MORNING MEDITATION IN THE CHAPEL OF THE
DOMUS SANCTAE MARTHAE
The threat of gossip
Monday, 2 September 2013
(by L'Osservatore Romano, Weekly ed. in English, n. 36, 4 September 2013)
Gossip is a weapon and it threatens the human community every day; it sows envy, jealousy and power struggles. It has even caused murder. Therefore, discussing peace must take into account the evil that can be done with one’s tongue. Pope France resumed his daily Mass in the Chapel of the Domus Sanctae Marthae on Monday, 2 September, taking up a familiar theme in his homily: the evil of gossip.
The Pope drew his inspiration from the narrative of Jesus’ return to Nazareth as it is told in Luke (4:16-30). It is a “dramatic” Gospel passage, the Pontiff said, in it “we see what our soul is like”, how the wind seems to turn it from one direction to another. In Nazareth “all were waiting for Jesus. Everyone wanted to meet him because they had heard of all he had done in Capernaum, the miracles. And when the ceremony began, they asked their guest to read from the Book. Jesus did so and read from the Book of the Prophet Isaiah which was a prophecy about him. It was for this reason that he ended his reading with the words: ‘today this scripture has been fulfilled in your hearing’”.
Their first reaction, the Pope said, was positive. Then, however, the worm of envy began to work its way into someone’s mind and they began to say: “where did this man study? Is this not Joseph’s son? And we all know who he is related to”... So they began to clamour for him to do a miracle: only then would they believe. “They wanted”, the Pontiff explained, “a show. ‘Work a miracle and we will all believe in you!’; but Jesus is not a performing artist”.
Jesus worked no miracle in Nazareth. He pointed to the little faith of those who asked for a “show”. “They became angry”, Pope Francis continued, “they stood up and led Jesus to the brow of the hill that they might thrown him down and kill him”. What had begun in joy almost ended in crime, “out of jealousy, out of envy”.

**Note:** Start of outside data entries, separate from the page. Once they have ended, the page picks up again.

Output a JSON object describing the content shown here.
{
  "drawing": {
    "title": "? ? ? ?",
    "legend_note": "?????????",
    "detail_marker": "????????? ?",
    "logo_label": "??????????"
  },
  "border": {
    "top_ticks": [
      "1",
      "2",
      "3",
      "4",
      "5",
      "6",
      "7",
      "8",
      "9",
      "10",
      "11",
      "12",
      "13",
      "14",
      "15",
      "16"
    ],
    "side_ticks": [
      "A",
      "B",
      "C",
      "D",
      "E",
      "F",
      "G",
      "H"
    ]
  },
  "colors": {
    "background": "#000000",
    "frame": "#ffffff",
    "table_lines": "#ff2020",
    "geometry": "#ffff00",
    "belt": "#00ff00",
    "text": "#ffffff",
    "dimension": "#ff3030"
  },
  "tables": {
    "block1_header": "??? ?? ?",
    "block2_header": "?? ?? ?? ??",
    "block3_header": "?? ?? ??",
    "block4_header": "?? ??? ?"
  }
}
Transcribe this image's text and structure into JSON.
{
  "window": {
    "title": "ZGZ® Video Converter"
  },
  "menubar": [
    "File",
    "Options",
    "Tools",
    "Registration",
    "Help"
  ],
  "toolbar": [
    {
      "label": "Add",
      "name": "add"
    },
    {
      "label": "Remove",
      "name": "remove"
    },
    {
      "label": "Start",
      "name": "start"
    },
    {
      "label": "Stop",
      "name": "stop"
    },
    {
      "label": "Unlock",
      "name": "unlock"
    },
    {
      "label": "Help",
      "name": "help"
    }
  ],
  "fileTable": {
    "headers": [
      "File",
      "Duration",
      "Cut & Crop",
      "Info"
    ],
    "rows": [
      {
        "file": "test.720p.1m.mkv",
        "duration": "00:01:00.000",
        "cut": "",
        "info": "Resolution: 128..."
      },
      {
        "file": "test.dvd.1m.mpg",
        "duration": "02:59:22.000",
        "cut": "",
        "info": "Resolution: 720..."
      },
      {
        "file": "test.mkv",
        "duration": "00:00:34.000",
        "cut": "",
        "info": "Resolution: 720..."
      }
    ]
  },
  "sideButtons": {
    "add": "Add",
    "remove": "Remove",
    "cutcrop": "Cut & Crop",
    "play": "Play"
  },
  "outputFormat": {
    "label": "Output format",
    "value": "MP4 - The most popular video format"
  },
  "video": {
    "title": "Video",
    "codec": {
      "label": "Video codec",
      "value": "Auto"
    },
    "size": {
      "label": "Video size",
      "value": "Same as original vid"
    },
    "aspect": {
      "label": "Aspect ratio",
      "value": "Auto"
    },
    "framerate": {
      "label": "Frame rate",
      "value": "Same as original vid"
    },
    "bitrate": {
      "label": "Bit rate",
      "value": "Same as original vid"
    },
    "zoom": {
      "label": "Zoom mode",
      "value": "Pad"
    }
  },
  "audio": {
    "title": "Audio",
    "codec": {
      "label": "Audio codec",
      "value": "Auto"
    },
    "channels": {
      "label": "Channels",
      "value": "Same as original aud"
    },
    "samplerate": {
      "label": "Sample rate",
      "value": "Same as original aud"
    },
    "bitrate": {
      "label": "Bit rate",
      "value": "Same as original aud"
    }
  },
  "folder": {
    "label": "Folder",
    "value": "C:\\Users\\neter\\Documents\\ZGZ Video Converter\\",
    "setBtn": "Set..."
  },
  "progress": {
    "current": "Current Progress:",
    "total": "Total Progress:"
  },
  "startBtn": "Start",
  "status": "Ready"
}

This isn’t just about 2,000 years ago, Francis warned, “it happens every day”, he said, “in our heart, in our communities”. We might welcome someone and speak well of him the first day but little by little that worm eats away at our minds until our gossip “banishes him” from good opinion. That person in a community who gossips against his or her neighbour is, in a sense, killing him. “The Apostle John”, the Pope said, “in chapter 3 of his First Letter, v. 15, tells us that anyone who hates his brother is a murderer”. And the Pope immediately added: “we are used to gossip, to spreading rumours, and we often transform our communities as well as our family into ‘hell’ where this kind of crime that leads “to killing one’s brother and sister with one’s tongue is manifest”.
“The Bible”, the Pope continued, “says that the devil came into the world through envy. A community, a family is destroyed by this envy that the devil teaches in the heart and causes one to speak ill of the other”. And referring to what has been happening in these days, he stressed the need to think also of our own daily weapons: “the tongue, gossip, tittle-tattle”.
In order “that there may be peace in a community, in a family, in a country, in the world, we must start by being with the Lord. And where the Lord is there is no envy, there is no crime, there is no jealousy; there is brotherhood. Let us ask this of the Lord: never to kill our neighbour with our tongue, and to be with the Lord just as we shall all be in heaven”.